Brak takiej zmiany, a zatem niedostosowanie treści przycisku do nowych
przepisów będzie powodowało daleko idące konsekwencje – takie, że umowa nie
zostanie ważnie zawarta. Jeśli zatem przedsiębiorca będzie posługiwał się
przyciskiem, z którego treści nie wynika bezpośrednio obowiązek płatności,
a konsument taki przycisk użyje (mówiąc kolokwialnie – kliknie), to w ogóle nie
dojdzie do zakupu, czyli przedsiębiorca nie może się od konsumenta domagać
dokonania płatności, a konsumentowi nie zostanie dostarczony żaden produkt.
Nowe przepisy konsumenckie nakładają na przedsiębiorców również pewne obowiązki POkontraktowe dla umów
zawieranych na odległość (czyli również tych zawieranych drogą elektroniczną).

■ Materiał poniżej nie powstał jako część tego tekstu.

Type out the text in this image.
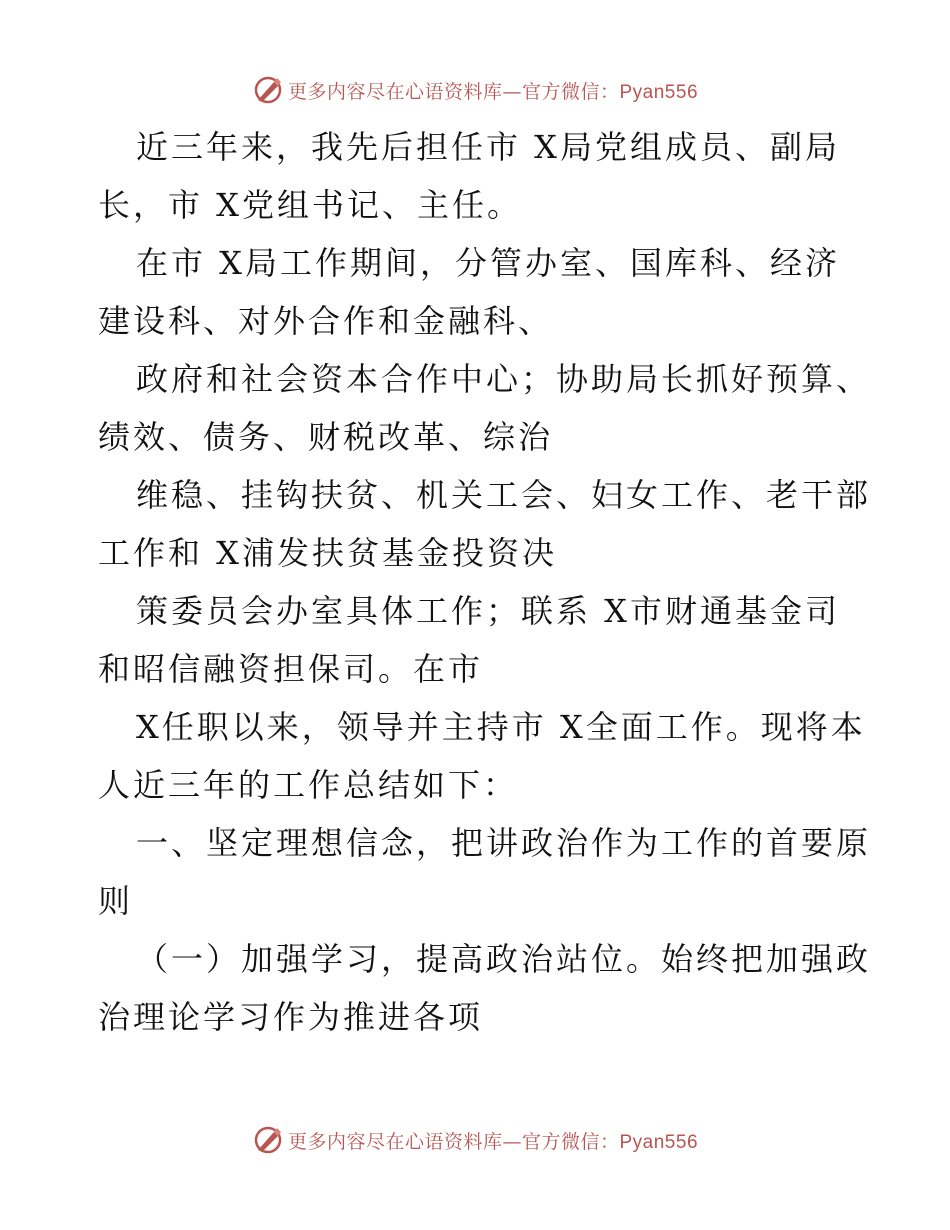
更多内容尽在心语资料库—官方微信：Pyan556
近三年来，我先后担任市 X局党组成员、副局
长，市 X党组书记、主任。
在市 X局工作期间，分管办室、国库科、经济
建设科、对外合作和金融科、
政府和社会资本合作中心；协助局长抓好预算、
绩效、债务、财税改革、综治
维稳、挂钩扶贫、机关工会、妇女工作、老干部
工作和 X浦发扶贫基金投资决
策委员会办室具体工作；联系 X市财通基金司
和昭信融资担保司。在市
X任职以来，领导并主持市 X全面工作。现将本
人近三年的工作总结如下：
一、坚定理想信念，把讲政治作为工作的首要原
则
（一）加强学习，提高政治站位。始终把加强政
治理论学习作为推进各项
更多内容尽在心语资料库—官方微信：Pyan556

W szczególności przedsiębiorca ma obowiązek przekazać konsumentowi potwierdzenie zawarcia umowy na odległość
na trwałym nośniku w rozsądnym czasie po jej zawarciu, najpóźniej w chwili
dostarczenia rzeczy lub przed rozpoczęciem świadczenia usługi. Rozsądny czas
należy rozumieć jako normalny, standardowy okres potrzebny do dokonania
określonej czynności, ograniczony momentem dostarczenia rzeczy. Zaś za trwały
nośnik uznawane są w szczególności: papier, pamięć USB, płyta CD lub DVD, karta
pamięci, dysk twardy komputera, a także poczta elektroniczna. Obowiązek
przekazania potwierdzenia zawarcia umowy na odległość to kolejny instrument
zapewniający właściwą ochronę konsumentów. Takie potwierdzenie pozwoli
konsumentowi na swobodną analizę jego sytuacji prawnej w związku z zawartą
umową.
W kolejnych notkach
przybliżę Wam dalsze niezmiernie istotne zmiany, które wprowadzi nowa Ustawa o
prawach konsumenta w kontekście zakupów przez Internet czy szerzej – umów
zawieranych na odległość. Uchylając lekko rąbka tajemnicy J, chodzi to u wydłużone prawo do odstąpienia od umowy z 10 do 14 dni oraz
kwestia odpowiedzialności za jakość
rzeczy sprzedanej.
/Natalia
[1]
Ustawa z dnia 30 maja 2014 r. o prawach konsumenta (Dz.U. z 2014 r. poz. 827)
Ustawa wdraża dyrektywę
Parlamentu Europejskiego i Rady nr 2011/83/UE z dnia 25 października 2011 r. w
sprawie praw konsumentów. Celem dyrektywy unijnej jest ujednolicenie praw
konsumentów i obowiązków sprzedających w całej UE. Dyrektywa wskazuje konkretnie
datę, do której krajowe przepisy państw członkowskich powinny zostać uchwalone
i wprowadzone w życie. Polski ustawodawca zanotował półroczny poślizg.
[2]
Inne umowy tego rodzaju to np. umowy zawierane listownie, telefonicznie, itp.
[3]
Podstawowymi materiałami, z których korzystałam do opracowania tego zagadnienia
było rządowe uzasadnienie projektu Ustawy
o prawach konsumenta oraz „Ustawa o
prawach konsumenta. Kodeks cywilny (wyciąg). Komentarz” pod red. B.
Kaczmarek-Templin, P. Stec oraz D. Szostek.